Survival kinetics of Mycobacterium bovis during manufacture and ripening of raw milk Cheddar and Caerphilly cheese produced on a laboratory-scale.

AIMS: Persistence of Mycobacterium bovis was investigated in UK raw milk cheeses. METHODS AND RESULTS: Replicating traditional cheese production methods under stringent CL3 containment conditions, Cheddar and Caerphilly cheeses were produced with Myco. bovis inoculated raw milk. High-inoculum investigations used three Myco. bovis genotypes; later low-inoculum investigations used only Myco. bovis AF2122/97. High-inoculum Cheddar (n = 9) and Caerphilly (n = 9) were matured for a minimum of 12 and 4 months respectively; maturation of low-inoculum Cheddar (n = 3) and Caerphilly (n = 3) was up to 11 weeks. Survival of Myco. bovis was monitored by enumeration at different points throughout cheese manufacture and ripening. D values were calculated as follows: 57 and 59 days in high-inoculum Cheddar and Caerphilly, respectively, and 41 and 24 days in low-inoculum Cheddar and Caerphilly respectively. CONCLUSIONS: Mycobacterium bovis is concentrated in cheese curd and a proportion lost with the whey. Reduction in viability during manufacturing is limited, while significant Myco. bovis inactivation occurs during maturation. Inactivation was improved, during Caerphilly ripening, when acid development was enhanced by increasing the proportion of starter culture. SIGNIFICANCE AND IMPACT OF THE STUDY: Mycobacterium bovis inactivation data obtained could be used to inform assessment of the risk posed to consumers by raw milk dairy products.

Optimization of modified Middlebrook 7H11 agar for isolation of Mycobacterium bovis from raw milk cheese.

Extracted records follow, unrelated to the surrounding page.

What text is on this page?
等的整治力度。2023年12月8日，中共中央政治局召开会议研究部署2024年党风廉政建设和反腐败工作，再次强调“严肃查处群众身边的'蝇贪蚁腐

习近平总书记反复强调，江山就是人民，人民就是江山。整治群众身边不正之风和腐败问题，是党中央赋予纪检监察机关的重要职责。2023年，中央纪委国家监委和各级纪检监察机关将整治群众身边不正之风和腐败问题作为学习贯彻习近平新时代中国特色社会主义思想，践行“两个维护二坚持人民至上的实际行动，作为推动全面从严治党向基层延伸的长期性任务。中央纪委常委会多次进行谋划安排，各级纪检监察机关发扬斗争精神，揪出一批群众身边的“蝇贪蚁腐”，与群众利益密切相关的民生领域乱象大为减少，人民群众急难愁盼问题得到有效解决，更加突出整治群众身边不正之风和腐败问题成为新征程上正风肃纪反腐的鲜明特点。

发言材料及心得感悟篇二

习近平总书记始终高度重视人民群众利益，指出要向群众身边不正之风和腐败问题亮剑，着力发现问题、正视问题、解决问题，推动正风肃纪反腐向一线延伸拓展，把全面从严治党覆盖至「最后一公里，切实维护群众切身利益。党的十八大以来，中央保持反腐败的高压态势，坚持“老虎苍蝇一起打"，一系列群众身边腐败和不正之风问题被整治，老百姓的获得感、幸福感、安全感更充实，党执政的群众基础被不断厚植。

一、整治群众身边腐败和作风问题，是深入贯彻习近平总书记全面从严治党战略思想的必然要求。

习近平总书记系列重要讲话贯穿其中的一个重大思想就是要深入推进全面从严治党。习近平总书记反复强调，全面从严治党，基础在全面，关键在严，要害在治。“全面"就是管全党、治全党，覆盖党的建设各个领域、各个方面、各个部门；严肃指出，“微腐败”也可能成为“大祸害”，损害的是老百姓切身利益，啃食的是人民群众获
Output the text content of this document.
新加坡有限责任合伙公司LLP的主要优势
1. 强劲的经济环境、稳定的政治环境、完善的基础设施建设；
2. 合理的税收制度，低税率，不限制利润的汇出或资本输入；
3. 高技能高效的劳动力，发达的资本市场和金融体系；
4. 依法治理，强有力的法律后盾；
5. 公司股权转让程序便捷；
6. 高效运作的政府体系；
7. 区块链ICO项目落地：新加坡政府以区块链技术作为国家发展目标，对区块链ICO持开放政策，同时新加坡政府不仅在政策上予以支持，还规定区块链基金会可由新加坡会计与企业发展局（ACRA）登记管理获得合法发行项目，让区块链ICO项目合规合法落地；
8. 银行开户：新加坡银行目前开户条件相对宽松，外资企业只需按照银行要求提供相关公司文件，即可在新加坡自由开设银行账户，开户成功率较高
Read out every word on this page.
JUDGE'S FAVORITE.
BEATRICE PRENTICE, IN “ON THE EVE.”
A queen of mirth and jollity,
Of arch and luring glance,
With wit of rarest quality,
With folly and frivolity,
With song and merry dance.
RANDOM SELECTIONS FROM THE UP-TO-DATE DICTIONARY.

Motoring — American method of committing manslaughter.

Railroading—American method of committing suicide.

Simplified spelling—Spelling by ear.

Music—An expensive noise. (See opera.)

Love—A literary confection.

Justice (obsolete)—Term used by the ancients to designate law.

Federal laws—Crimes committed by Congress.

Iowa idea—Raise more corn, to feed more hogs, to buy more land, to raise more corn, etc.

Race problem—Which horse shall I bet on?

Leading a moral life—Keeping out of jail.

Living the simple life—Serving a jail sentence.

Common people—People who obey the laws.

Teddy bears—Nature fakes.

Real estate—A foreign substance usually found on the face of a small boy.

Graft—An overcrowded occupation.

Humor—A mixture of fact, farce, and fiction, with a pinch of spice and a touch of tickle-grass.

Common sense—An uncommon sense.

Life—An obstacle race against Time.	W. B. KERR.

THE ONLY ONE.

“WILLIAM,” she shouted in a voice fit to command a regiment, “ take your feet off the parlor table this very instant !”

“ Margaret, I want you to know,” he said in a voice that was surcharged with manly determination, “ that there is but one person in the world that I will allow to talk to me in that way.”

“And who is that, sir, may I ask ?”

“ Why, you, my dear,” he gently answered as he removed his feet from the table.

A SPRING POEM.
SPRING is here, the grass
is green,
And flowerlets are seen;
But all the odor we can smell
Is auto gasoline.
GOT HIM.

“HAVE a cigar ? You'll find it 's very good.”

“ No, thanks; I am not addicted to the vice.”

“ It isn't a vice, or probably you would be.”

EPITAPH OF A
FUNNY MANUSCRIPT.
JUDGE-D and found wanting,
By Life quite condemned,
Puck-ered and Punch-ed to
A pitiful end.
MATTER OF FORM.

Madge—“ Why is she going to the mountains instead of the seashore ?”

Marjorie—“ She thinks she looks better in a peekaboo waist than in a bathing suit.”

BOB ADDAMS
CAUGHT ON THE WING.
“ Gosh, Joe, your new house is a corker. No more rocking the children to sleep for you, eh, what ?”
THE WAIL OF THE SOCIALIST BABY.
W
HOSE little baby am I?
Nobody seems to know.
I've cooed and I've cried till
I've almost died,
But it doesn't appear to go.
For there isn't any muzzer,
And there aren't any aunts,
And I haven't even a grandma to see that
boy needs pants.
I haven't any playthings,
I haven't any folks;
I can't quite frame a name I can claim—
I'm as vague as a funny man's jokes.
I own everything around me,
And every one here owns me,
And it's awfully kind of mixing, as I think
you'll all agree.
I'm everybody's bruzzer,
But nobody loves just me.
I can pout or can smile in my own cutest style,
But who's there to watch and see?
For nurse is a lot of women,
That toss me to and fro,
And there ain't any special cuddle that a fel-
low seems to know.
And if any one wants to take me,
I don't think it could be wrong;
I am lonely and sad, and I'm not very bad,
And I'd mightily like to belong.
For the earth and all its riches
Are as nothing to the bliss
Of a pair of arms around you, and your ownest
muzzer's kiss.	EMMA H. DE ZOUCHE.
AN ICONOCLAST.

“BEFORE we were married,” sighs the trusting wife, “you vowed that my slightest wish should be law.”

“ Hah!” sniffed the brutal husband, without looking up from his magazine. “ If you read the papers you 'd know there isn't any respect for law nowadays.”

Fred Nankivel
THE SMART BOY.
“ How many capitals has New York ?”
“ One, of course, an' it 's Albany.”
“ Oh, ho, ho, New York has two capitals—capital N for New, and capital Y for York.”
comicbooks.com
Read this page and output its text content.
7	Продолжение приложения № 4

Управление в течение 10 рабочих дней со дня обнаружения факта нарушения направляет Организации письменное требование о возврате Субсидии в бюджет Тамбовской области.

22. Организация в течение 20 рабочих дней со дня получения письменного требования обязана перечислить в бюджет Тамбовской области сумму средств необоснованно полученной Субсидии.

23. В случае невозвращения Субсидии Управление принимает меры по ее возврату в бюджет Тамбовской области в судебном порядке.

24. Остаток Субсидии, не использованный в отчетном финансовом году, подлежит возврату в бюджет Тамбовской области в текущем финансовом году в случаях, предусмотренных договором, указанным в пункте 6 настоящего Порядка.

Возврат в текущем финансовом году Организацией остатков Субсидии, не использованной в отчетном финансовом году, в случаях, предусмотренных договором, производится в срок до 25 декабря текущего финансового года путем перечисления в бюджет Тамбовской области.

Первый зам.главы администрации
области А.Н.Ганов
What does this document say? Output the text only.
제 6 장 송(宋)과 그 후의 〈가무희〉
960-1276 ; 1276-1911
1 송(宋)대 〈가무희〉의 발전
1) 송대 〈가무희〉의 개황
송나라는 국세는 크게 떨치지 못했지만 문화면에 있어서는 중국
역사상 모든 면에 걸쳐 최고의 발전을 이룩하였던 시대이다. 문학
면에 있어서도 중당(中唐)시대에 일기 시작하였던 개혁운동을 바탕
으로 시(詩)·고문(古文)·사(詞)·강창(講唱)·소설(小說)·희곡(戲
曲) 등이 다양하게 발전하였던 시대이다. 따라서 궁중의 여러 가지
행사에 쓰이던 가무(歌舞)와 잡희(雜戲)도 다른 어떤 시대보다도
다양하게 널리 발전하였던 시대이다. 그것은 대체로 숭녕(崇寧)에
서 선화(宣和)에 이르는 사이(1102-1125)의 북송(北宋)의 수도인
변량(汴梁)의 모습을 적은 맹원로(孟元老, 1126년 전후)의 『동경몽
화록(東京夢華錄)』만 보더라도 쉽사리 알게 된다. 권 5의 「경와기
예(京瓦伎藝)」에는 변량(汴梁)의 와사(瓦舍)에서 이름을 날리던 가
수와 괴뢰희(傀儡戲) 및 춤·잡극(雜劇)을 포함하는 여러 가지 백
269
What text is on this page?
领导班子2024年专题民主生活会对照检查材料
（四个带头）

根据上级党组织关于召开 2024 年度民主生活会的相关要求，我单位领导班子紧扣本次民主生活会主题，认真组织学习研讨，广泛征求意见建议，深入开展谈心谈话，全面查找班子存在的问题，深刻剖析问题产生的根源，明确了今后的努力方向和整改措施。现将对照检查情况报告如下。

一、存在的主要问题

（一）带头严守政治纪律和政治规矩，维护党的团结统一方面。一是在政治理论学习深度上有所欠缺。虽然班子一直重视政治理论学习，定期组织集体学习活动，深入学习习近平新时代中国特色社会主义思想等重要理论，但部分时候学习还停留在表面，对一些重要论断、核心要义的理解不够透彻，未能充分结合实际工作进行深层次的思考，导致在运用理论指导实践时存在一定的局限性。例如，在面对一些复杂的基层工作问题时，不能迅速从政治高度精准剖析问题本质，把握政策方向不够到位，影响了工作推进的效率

Reports have highlighted the absence of contemporary peer reviewed publications pertaining to Mycobacterium bovis culture from raw milk and cheese. By replicating traditional methods, cheese-making methodology and equipment were devised to produce Cheddar (n = 6) and Caerphilly (n = 3) artificially contaminated with M. bovis (three genotypes) under stringent laboratory-containment guidelines for handling hazardous microbiological material. Middlebrook 7H11, modified for M. bovis isolation, was assessed for capacity to enumerate M. bovis despite changing cheese microflora and prolonged M. bovis exposure to the cheese matrix using maturing cheese test portions (n = 63; up to 16 weeks). Malachite green (MG) containing media isolated M. bovis at significantly (P < 0·05) lower levels than unmodified Middlebrook 7H11 agar despite MG being a common adjunct of Middlebrook 7H11 agar modified for M. bovis growth. Subsequently, a selective MG-free Middlebrook 7H11 agar modified using haemolysed red cells and calf serum was demonstrated as the best performing (P < 0·05) medium for recovery of M. bovis from typical UK cheese types, Cheddar and Caerphilly. Significance and impact of the study: Following increased M. bovis infection of UK cattle, the risk posed to consumers from consumption of unpasteurized milk and dairy products has changed. Furthermore, published methods for the culture and molecular detection of M. bovis in raw milk products are limited. Cheese-making protocols and M. bovis culture media reported here provide tools for further investigation of M. bovis survival during all stages of cheese manufacture and could inform future assessment of the risk to consumers from M. bovis contamination of unpasteurized dairy products.